Every new IT job role is trying to be as effective as possible and therefore requires its own dedicated toolset. Very often, the first set of tools is adopted from adjacent sectors and then improved over time, adding a specialization. It’s a process that creates huge new markets every few years and opens a lot of opportunities for serving new communities of technical experts. Data science is still at the beginning of this process.
My favourite quote about technology is attributed to author and aviation pioneer Antoine de Saint-Exupéry: “Technology always develops from the primitive via the complicated to the simple”. It’s a pattern that you can see in all kinds of technology markets (remember how complicated smartphones used to be before the beautifully simple iPhone was released?), and that includes IT tools.

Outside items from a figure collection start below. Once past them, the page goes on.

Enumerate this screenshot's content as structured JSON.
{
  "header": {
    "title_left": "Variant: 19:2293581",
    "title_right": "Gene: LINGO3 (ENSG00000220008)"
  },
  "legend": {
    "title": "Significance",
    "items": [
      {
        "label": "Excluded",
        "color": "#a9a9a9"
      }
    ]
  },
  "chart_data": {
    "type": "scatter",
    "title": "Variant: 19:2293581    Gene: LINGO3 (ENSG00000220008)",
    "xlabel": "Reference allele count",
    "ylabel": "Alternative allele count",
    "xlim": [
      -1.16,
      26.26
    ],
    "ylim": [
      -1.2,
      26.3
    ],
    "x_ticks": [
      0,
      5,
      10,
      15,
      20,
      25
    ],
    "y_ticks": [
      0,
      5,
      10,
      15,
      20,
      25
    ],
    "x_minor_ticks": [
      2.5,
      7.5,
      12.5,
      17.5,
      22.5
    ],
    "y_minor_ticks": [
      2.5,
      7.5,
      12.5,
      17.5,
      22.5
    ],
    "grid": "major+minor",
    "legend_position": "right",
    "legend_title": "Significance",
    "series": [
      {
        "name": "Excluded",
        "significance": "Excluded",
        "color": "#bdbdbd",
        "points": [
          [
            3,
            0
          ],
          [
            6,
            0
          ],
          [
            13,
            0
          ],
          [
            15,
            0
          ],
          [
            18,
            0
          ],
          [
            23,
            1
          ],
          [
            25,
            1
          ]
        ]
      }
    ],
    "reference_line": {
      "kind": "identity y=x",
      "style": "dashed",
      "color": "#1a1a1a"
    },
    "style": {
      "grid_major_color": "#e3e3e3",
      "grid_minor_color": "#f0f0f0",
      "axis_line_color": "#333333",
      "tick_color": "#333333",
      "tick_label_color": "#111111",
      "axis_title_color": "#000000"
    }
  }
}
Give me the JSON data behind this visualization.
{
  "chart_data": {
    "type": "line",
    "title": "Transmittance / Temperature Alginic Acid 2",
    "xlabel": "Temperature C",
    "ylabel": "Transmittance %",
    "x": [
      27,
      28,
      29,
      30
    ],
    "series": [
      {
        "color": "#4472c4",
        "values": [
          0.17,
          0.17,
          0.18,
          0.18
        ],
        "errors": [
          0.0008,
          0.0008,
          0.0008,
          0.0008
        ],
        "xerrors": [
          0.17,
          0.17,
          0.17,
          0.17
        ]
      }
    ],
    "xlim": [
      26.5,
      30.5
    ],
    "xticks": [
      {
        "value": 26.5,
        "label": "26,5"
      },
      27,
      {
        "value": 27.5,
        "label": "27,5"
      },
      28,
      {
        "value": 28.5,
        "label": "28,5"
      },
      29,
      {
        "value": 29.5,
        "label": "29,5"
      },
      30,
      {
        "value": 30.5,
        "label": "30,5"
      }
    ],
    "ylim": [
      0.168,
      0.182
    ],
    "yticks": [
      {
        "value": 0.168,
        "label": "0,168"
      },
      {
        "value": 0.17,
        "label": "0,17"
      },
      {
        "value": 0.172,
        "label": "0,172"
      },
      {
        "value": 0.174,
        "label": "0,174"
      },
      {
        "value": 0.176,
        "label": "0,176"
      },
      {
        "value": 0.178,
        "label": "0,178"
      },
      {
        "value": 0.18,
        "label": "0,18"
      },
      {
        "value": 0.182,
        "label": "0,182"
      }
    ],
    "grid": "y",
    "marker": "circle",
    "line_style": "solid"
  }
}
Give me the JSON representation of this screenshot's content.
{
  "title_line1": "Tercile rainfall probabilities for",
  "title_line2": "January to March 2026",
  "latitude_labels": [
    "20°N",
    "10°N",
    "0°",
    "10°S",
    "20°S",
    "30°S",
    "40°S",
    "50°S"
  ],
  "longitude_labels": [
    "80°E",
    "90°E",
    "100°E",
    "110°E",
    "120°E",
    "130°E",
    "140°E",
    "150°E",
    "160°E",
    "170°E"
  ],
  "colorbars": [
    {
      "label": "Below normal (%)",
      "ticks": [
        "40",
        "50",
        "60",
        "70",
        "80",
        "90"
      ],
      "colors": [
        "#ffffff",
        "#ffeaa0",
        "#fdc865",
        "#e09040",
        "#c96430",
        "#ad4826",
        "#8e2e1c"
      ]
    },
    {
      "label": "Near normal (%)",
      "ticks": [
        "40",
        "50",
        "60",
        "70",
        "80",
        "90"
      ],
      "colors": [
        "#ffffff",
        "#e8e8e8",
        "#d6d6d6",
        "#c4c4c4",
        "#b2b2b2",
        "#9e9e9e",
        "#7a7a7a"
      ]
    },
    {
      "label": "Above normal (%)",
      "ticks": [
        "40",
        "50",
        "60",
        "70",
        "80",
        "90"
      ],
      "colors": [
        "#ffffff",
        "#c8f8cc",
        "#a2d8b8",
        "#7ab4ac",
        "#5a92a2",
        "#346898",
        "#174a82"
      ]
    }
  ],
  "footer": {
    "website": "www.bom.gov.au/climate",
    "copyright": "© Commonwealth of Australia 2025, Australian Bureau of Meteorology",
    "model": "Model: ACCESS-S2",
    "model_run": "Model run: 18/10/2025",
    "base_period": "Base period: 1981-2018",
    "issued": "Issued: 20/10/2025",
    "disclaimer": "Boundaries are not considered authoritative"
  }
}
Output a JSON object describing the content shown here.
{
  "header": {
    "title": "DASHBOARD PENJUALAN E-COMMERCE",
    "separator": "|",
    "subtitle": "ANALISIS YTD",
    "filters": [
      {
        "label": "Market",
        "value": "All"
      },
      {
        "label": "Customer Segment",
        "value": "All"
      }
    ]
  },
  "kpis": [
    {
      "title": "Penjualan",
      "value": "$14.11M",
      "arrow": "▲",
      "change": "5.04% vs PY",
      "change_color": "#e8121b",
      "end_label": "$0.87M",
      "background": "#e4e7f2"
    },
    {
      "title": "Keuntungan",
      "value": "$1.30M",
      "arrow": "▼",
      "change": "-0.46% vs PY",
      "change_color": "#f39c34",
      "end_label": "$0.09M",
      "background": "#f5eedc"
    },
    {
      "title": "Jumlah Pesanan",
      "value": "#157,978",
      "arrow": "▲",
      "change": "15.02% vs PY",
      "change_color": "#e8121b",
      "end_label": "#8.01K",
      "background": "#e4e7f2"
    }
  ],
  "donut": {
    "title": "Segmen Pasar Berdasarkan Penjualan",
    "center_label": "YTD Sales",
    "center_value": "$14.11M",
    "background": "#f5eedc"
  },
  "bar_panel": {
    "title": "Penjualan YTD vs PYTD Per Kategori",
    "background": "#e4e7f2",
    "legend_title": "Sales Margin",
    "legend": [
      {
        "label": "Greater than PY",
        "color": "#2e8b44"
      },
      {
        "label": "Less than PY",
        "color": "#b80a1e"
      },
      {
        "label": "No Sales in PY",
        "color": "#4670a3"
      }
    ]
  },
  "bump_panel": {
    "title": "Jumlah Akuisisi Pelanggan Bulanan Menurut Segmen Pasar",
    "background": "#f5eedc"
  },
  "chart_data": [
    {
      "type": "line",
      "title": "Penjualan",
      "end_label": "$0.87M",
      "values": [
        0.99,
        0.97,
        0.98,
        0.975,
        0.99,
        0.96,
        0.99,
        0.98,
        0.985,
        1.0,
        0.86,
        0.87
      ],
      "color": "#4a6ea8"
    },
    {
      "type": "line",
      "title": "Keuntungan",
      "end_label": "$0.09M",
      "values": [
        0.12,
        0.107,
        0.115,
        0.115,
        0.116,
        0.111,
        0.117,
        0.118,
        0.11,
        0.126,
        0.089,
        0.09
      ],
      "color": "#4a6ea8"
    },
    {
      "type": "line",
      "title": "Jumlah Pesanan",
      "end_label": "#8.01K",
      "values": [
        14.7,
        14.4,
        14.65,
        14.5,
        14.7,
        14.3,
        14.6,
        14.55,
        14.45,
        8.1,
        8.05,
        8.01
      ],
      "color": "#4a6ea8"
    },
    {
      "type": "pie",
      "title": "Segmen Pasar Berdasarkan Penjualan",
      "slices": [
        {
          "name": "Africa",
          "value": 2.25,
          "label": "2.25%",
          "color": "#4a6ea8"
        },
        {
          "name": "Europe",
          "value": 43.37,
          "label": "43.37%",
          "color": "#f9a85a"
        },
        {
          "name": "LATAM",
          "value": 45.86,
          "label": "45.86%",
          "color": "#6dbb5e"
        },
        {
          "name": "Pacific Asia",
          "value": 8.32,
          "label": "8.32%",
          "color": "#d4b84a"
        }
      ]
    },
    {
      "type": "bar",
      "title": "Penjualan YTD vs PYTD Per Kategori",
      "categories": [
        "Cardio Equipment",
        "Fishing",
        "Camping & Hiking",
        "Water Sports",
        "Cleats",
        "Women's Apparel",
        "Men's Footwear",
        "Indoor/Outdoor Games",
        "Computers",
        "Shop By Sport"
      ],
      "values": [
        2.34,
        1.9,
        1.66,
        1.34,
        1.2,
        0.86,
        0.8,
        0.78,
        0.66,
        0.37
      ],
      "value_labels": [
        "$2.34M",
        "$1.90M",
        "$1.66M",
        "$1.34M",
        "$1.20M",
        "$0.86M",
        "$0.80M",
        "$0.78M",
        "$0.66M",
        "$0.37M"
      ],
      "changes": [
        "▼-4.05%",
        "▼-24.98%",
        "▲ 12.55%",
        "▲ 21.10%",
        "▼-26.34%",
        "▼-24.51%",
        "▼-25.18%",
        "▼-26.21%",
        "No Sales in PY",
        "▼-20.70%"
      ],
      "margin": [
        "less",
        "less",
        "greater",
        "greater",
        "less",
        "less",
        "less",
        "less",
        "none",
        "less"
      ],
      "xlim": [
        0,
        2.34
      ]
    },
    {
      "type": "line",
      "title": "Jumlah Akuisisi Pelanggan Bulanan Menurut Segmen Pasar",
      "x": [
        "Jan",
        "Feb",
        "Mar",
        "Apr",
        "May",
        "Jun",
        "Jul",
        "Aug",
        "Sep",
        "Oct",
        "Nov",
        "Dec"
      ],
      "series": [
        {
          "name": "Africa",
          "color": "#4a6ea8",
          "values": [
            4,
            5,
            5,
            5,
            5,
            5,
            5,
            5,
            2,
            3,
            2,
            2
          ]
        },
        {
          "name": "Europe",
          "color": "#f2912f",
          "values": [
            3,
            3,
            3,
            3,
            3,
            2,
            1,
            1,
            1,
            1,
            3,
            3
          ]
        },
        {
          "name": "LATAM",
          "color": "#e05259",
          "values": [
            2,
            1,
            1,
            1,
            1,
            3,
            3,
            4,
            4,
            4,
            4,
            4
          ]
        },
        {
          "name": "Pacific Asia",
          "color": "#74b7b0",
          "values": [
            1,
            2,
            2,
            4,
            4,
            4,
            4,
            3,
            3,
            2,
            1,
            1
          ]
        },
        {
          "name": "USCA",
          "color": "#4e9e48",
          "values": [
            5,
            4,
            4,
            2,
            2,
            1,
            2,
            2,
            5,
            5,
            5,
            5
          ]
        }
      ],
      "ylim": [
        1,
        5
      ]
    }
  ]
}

Data science for quite some time was stuck in the age of the Primitive Tool. Data scientists adopted software engineering tools like Github to manage their code and typically came up with some home-grown hack to manage experiments as they built out their machine learning models.
The last few years saw the rise of the Complicated Tool: End-to-end data science platforms that are trying to do everything. Since so many data science teams were formed only recently, this can make a lot of sense: Buy one big tool platform for your new data science department and you’re all set — in theory. Of course, the same rules as always apply to these integrated platforms: They’re typically really good at one or two things, but mediocre at the rest. They try to lock you into their ecosystem, which makes it hard to use other best-of-breed tools. And they don’t work at all for more advanced data science groups that need to build their own stack.
This is where Neptune comes in: Neptune’s founders have worked in data science for years. They know these challenges cold and have an impressive and unusually detailed understanding of the nuances of a data scientist’s daily work. This deep market insight motivated them to come up with the tool that was missing from their own toolset: A beautifully simple, but powerful collaboration platform.
Data science is not like software engineering. Its iteration cycles are much more rapid. The precise direction of a data science project is often initially unknown and evolves over time in a nuanced discovery project (hence “science”). Data science is at least as much about collaborative innovation and storytelling with visualizations as it is about writing code. That’s why traditional software engineering tools fall way short of data scientists’ needs.
Neptune covers the most important three pillars of data science work: Efficient and transparent experiment tracking; notebook management, comparison and versioning; and deep collaboration and documentation. As a former CTO with responsibility for a data science department, I know from my own experience how hard it is to run a data science team effectively without this kind of toolset.